March 2, 2019
In a recent paper, my colleagues and I considered the deep ReLU network approximation of generalized bandlimited functions \(f:B=[0,1]^d\rightarrow\mathbb{R}\) of the form $$ f(\boldsymbol{x}) = \int_{\mathbb{R}^d}F(\boldsymbol{w})K(\boldsymbol{w}\cdot\boldsymbol{x})d\boldsymbol{w}, $$ with \(\mathrm{supp}\,F\subset[-M,M]^d\), \(M\geq1\), and for some square-integrable function \(F:[-M,M]^d\rightarrow\mathbb{C}\) and analytic \(K:\mathbb{R}\rightarrow\mathbb{C}\). We showed that, for any measure \(\mu\), such functions can be approximated with error \(\epsilon\) in the \(L^2(B,\mu)\)-norm by deep ReLU networks of depth \(L=\mathcal{O}\left(\log_2^2\frac{1}{\epsilon}\right)\) and size \(W=\mathcal{O}\left(\frac{1}{\epsilon^2}\log_2^2\frac{1}{\epsilon}\right)\), up to some constants that depend on \(F\), \(K\), \(\mu\) and \(B\).
Our theorem is based on a result by Maurey, and on the ability of deep ReLU networks to approximate Chebyshev polynomials and analytic functions efficiently.
A famous theorem of Carathéodory states that if a point \(x\in\mathbb{R}^d\) lies in the convex hull of a set \(P\) then \(x\) can be written as the convex combination of at most \(d+1\) points in \(P\). Maurey's theorem is an extension of Carathéodory's result to the infinite-dimensional case of Hilbert spaces.
Theorem (Maurey). Let \(H\) be a Hilbert space with norm \(\Vert\cdot\Vert\). Suppose there exists \(G\subset H\) such that for every \(g\in G\), \(\Vert g\Vert\leq b\) for some \(b>0\). Then, for every \(f\) in the convex hull of \(G\) and every integer \(n\geq 1\), there is a \(f_n\) in the convex hull of \(n\) points in \(G\) and a constant \(c>b^2-\Vert f\Vert^2\) such that \(\Vert f - f_n\Vert^2\leq \frac{c}{n}\).
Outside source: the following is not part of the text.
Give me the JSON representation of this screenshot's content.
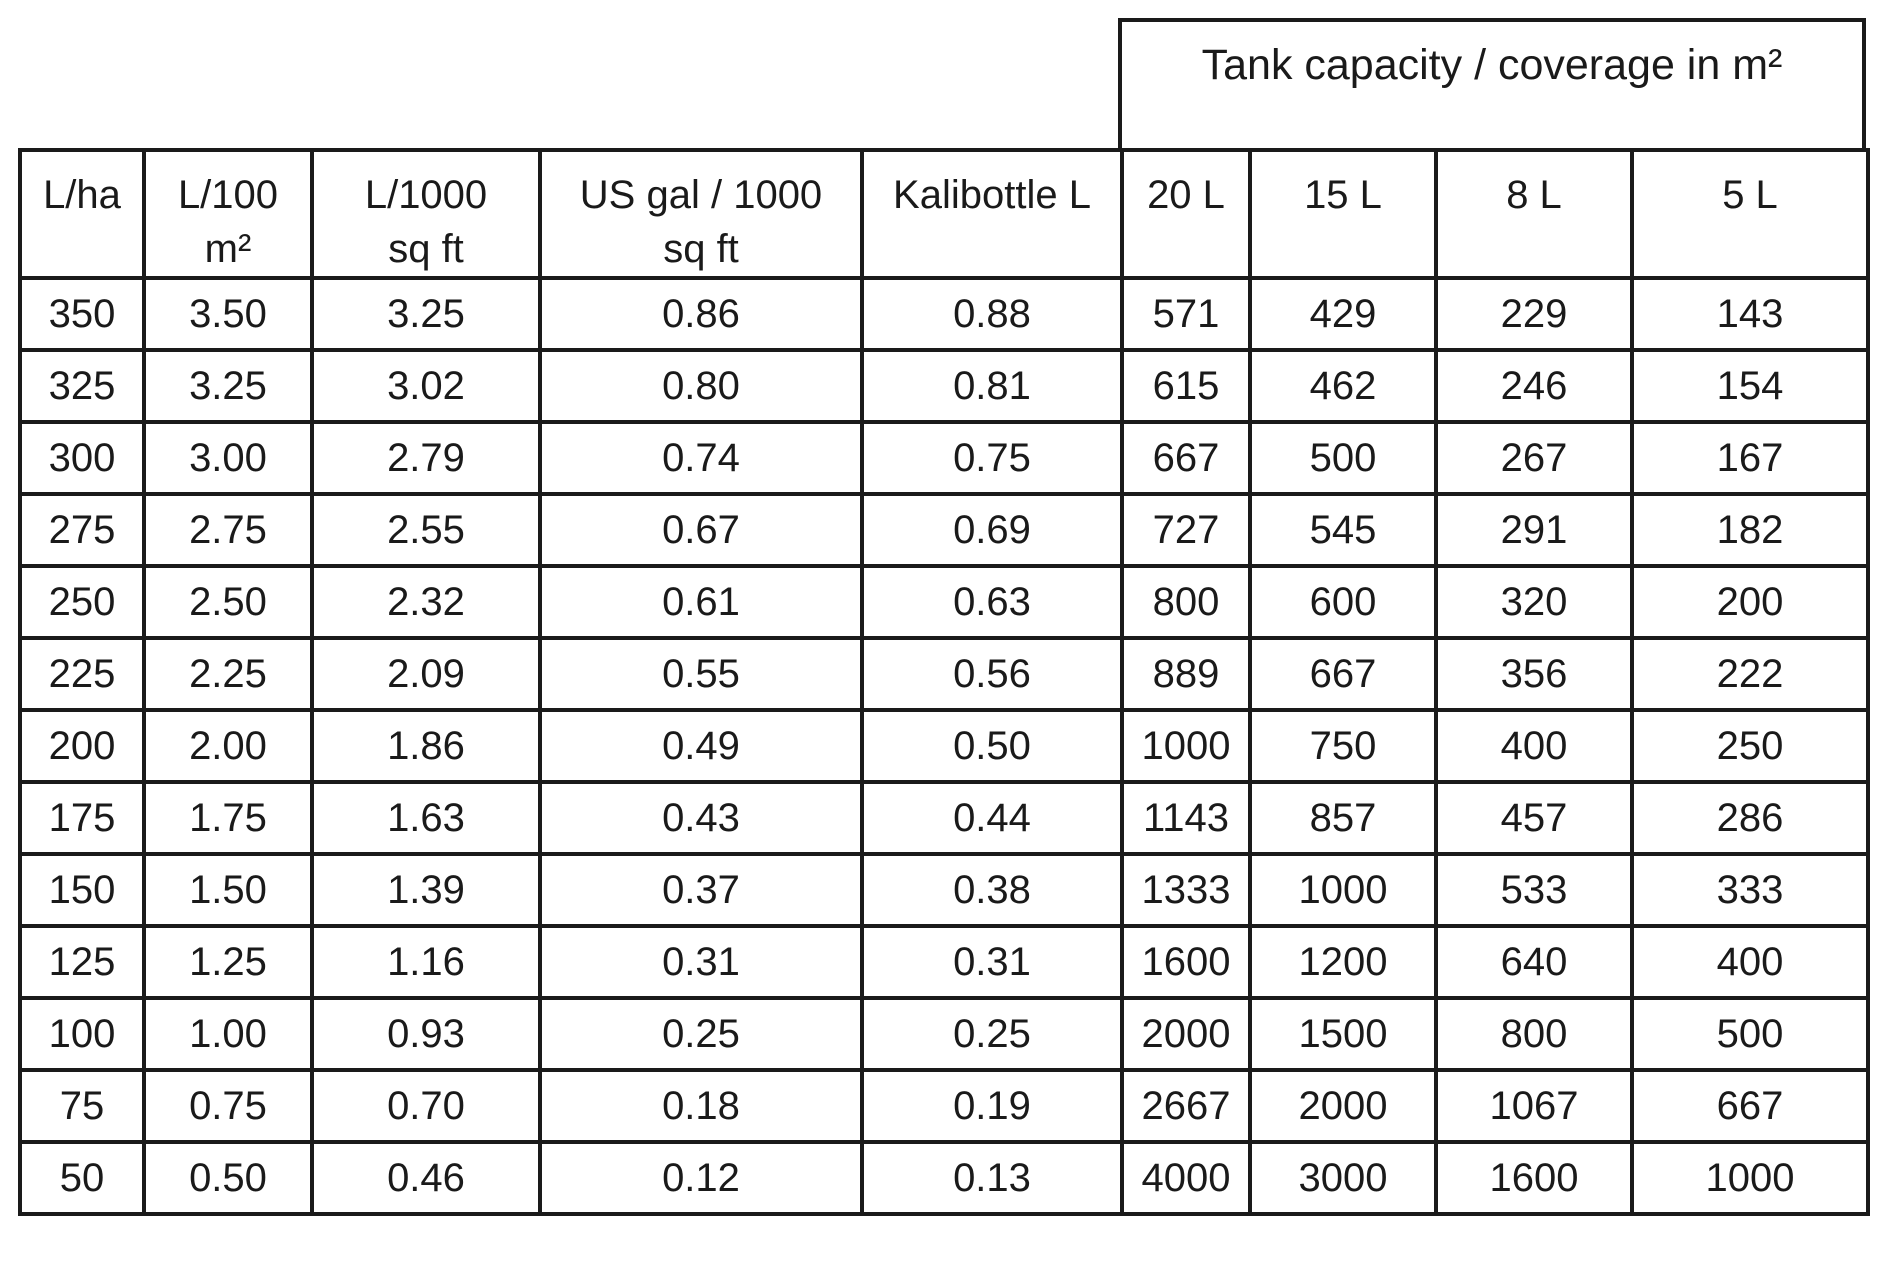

In practice, we used Maurey's theorem to show that there exists $$ \begin{align} f_{\epsilon}(\boldsymbol{x}) = \sum_{j=1}^{\lceil 1/\epsilon^2\rceil}b_j\big[\cos(\beta_j)\mathrm{Re}(K(\boldsymbol{w}_j\cdot\boldsymbol{x})) - \sin(\beta_j)\mathrm{Im}(K(\boldsymbol{w}_j\cdot\boldsymbol{x}))\big], \end{align} $$ with \(\sum_{j=1}^{\lceil 1/\epsilon^2\rceil}\vert b_j\vert \leq C_F\) and \(\beta_j\in\mathbb{R}\), such that $$ \Vert f_{\epsilon}(\boldsymbol{x}) - f(\boldsymbol{x})\Vert_{L^2(\mu, B)} \leq 2C_F\sqrt{\mu(B)}\epsilon. $$ In other words, the function \(f\) is approximated by a linear combination of analytic functions with error \(2C_F\sqrt{\mu(B)}\epsilon\) in the \(L^2(B,\mu)\)-norm. The task of approximating \(f\) by deep ReLU networks has been reduced to approximating analytic functions by deep networks.
The Chebyshev polynomials of the first kind play a central role in approximation theory. They are defined on \([-1,1]\) via the three-term recurrence relation $$ T_n(x) = 2xT_{n-1}(x) - T_{n-2}(x), \;\; n\geq 2, $$ with \(T_0=1\) and \(T_1(x) = x\). We showed that deep ReLU networks can implement the recurrence relation efficiently. Since truncated Chebyshev series can approximate analytic functions exponentially well, so can deep networks.